Creating a Free-Reading Book Catalog

I had an idea come to me sometime last year which has been really helpful that I thought I’d share. Since the time that Elliot became a reader, I wanted to make sure to keep him well stocked with reading material and I was doing a lot of research on books that he might like. At first, I would just keep a mental note of new ones I came across, thinking that I’d remember the next time we were at the library, but then we’d get there and I’d be trying to remember what that book was that I wanted to find for him. I’m not a big fan of just picking books at random at the library, because you just never know what you’re going to find in there and I’m uncomfortable with that for when my kids are reading on their own. But at the same time, I don’t want to be a complete control-freak-mom who choses each and every book and when they’ll read it. So I’ve been working on creating a massive “catalog” of books that, as far as I can tell by reading reviews, are of good quality with content I approve of. The entire thing is thirteen pages long, separated into three groups: beginning readers (around K-2nd), established readers (3rd-8th), and mature readers (9th and up).
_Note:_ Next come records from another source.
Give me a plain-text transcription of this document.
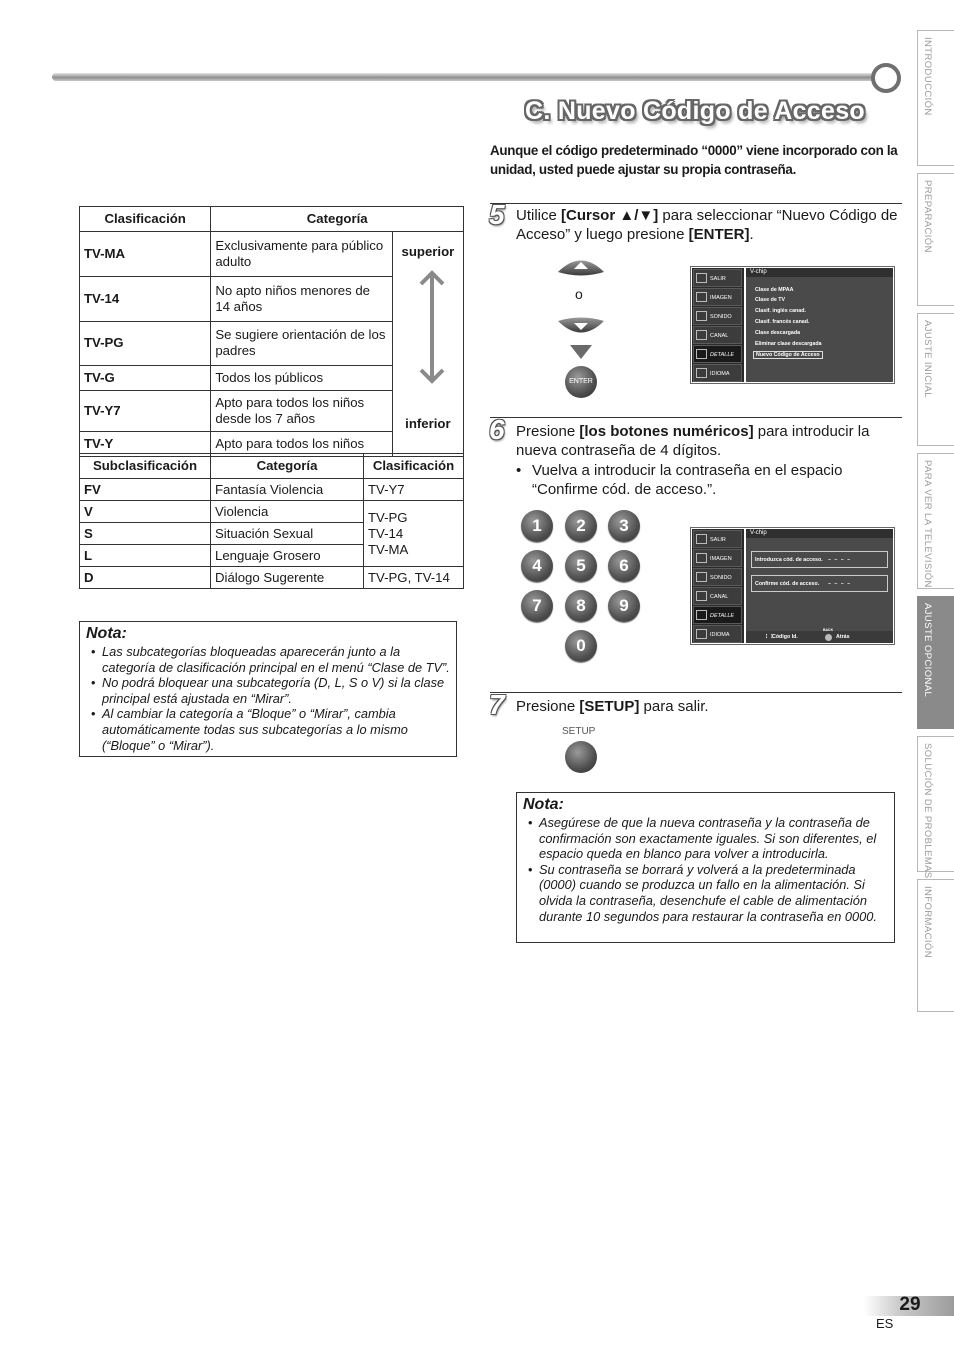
C. Nuevo Código de Acceso
Aunque el código predeterminado “0000” viene incorporado con la unidad, usted puede ajustar su propia contraseña.
INTRODUCCIÓN
PREPARACIÓN
AJUSTE INICIAL
PARA VER LA TELEVISIÓN
AJUSTE OPCIONAL
SOLUCIÓN DE PROBLEMAS
INFORMACIÓN
Clasificación	Categoría	
TV-MA	Exclusivamente para público adulto	superior
inferior

TV-14	No apto niños menores de 14 años	
TV-PG	Se sugiere orientación de los padres	
TV-G	Todos los públicos	
TV-Y7	Apto para todos los niños desde los 7 años	
TV-Y	Apto para todos los niños	
Subclasificación	Categoría	Clasificación
FV	Fantasía Violencia	TV-Y7
V	Violencia	TV-PG
TV-14
TV-MA

S	Situación Sexual	
L	Lenguaje Grosero	
D	Diálogo Sugerente	TV-PG, TV-14
Nota:
• Las subcategorías bloqueadas aparecerán junto a la categoría de clasificación principal en el menú “Clase de TV”.
• No podrá bloquear una subcategoría (D, L, S o V) si la clase principal está ajustada en “Mirar”.
• Al cambiar la categoría a “Bloque” o “Mirar”, cambia automáticamente todas sus subcategorías a lo mismo (“Bloque” o “Mirar”).
5 Utilice [Cursor ▲/▼] para seleccionar “Nuevo Código de Acceso” y luego presione [ENTER].
o
ENTER
SALIR
IMAGEN
SONIDO
CANAL
DETALLE
IDIOMA
V-chip
Clase de MPAA
Clase de TV
Clasif. inglés canad.
Clasif. francés canad.
Clase descargada
Eliminar clase descargada
Nuevo Código de Acceso
6 Presione [los botones numéricos] para introducir la nueva contraseña de 4 dígitos.
• Vuelva a introducir la contraseña en el espacio “Confirme cód. de acceso.”.
1	2	3
4	5	6
7	8	9
0
SALIR
IMAGEN
SONIDO
CANAL
DETALLE
IDIOMA
V-chip
Introduzca cód. de acceso. – – – –
Confirme cód. de acceso. – – – –
⋮⋮
Código Id.
BACK
Atrás
7 Presione [SETUP] para salir.
SETUP
Nota:
• Asegúrese de que la nueva contraseña y la contraseña de confirmación son exactamente iguales. Si son diferentes, el espacio queda en blanco para volver a introducirla.
• Su contraseña se borrará y volverá a la predeterminada (0000) cuando se produzca un fallo en la alimentación. Si olvida la contraseña, desenchufe el cable de alimentación durante 10 segundos para restaurar la contraseña en 0000.
29
ES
I’ve got three copies of our catalog, one for at home, one for our library bag, and one for the car (in case we stop in at a book store and I don’t have our library bag). Now, no matter where we are, Elliot can choose from lots of options for his next book and I can rest assured that it’ll be something I’ve already looked into and approve of. It’s a win for both of us.

Right now I’m up to thirteen pages of books/ series that I would guess add up to around 1,500-2,000 total books. It would appear that we’re pretty much set with ideas for free-reading through all of high school.

This is Elliot’s most recent choice, a book about a dog and cat’s adventures in the time of Noah. He absolutely loved it and flew through all 432 pages in less than a week.